Conference at the University Bremen, 26th – 28th September 2024
Inspired by the low German phrase “Buten un binnen – Wagen un Winnen” (“out and in, dare and win”), which was chiselled onto the front entrance of the city of Bremen’s guildhall in 1899, our conference emerged out of a region that has long been deeply involved in maritime trade. Bremen and Bremerhaven both conceptualize their terrestrial existence from the “outside in” – cities built through and mediated by an almost 1000 year-long history of seafaring and maritime trade.
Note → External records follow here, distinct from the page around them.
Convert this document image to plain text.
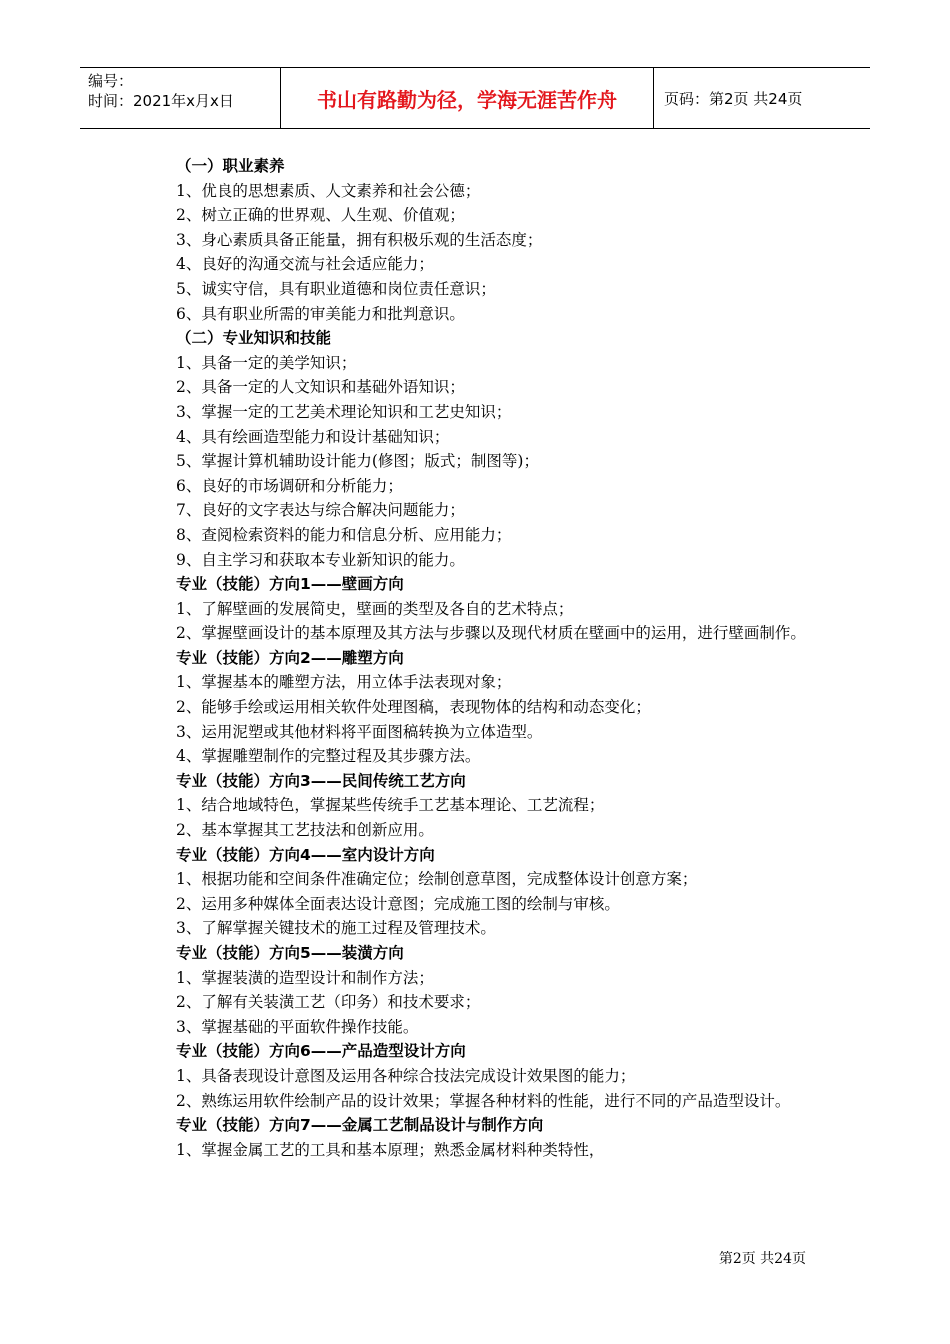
编号：
时间：2021年x月x日	书山有路勤为径，学海无涯苦作舟	页码：第2页 共24页

（一）职业素养

1、优良的思想素质、人文素养和社会公德；

2、树立正确的世界观、人生观、价值观；

3、身心素质具备正能量，拥有积极乐观的生活态度；

4、良好的沟通交流与社会适应能力；

5、诚实守信，具有职业道德和岗位责任意识；

6、具有职业所需的审美能力和批判意识。

（二）专业知识和技能

1、具备一定的美学知识；

2、具备一定的人文知识和基础外语知识；

3、掌握一定的工艺美术理论知识和工艺史知识；

4、具有绘画造型能力和设计基础知识；

5、掌握计算机辅助设计能力(修图；版式；制图等)；

6、良好的市场调研和分析能力；

7、良好的文字表达与综合解决问题能力；

8、查阅检索资料的能力和信息分析、应用能力；

9、自主学习和获取本专业新知识的能力。

专业（技能）方向1——壁画方向

1、了解壁画的发展简史，壁画的类型及各自的艺术特点；

2、掌握壁画设计的基本原理及其方法与步骤以及现代材质在壁画中的运用，进行壁画制作。

专业（技能）方向2——雕塑方向

1、掌握基本的雕塑方法，用立体手法表现对象；

2、能够手绘或运用相关软件处理图稿，表现物体的结构和动态变化；

3、运用泥塑或其他材料将平面图稿转换为立体造型。

4、掌握雕塑制作的完整过程及其步骤方法。

专业（技能）方向3——民间传统工艺方向

1、结合地域特色，掌握某些传统手工艺基本理论、工艺流程；

2、基本掌握其工艺技法和创新应用。

专业（技能）方向4——室内设计方向

1、根据功能和空间条件准确定位；绘制创意草图，完成整体设计创意方案；

2、运用多种媒体全面表达设计意图；完成施工图的绘制与审核。

3、了解掌握关键技术的施工过程及管理技术。

专业（技能）方向5——装潢方向

1、掌握装潢的造型设计和制作方法；

2、了解有关装潢工艺（印务）和技术要求；

3、掌握基础的平面软件操作技能。

专业（技能）方向6——产品造型设计方向

1、具备表现设计意图及运用各种综合技法完成设计效果图的能力；

2、熟练运用软件绘制产品的设计效果；掌握各种材料的性能，进行不同的产品造型设计。

专业（技能）方向7——金属工艺制品设计与制作方向

1、掌握金属工艺的工具和基本原理；熟悉金属材料种类特性，

第2页 共24页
The phrase “out and in” encapsulates how these cities have long seen themselves as constituted by their oceanic horizons and by the risks and gains, dangers and gifts that this vantage point brings. Similarly, we have witnessed a wave of humanities and social sciences researchers who theorize the world’s oceans not as the vast expanses that begin where inhabited territories end, but as mediators and archives of these territories and their inhabitants. The goal of our conference was to share our knowledge and networks as we think through oceanic materialities, ecologies, world histories, societies, economies and infrastructural projects. How does thinking from the seas and the oceans push us conceptually, theoretically, empirically, methodologically? What does thinking from the water’s edge, from aboard vessels, and from the materiality, movement, and depth of the ocean itself mean for us as we think about current and future research trends? The point about moving from terracentric concepts to the seas and oceans is that it ought to be transformative – more than just a shift of routinized, time-honoured concepts and methods to new sites and locations. Instead, the oceanic turn promises to be a theory machine, as Stefan Helmreich put it – an object in the world that stimulates novel theoretical as well as methodological and empirical formulations.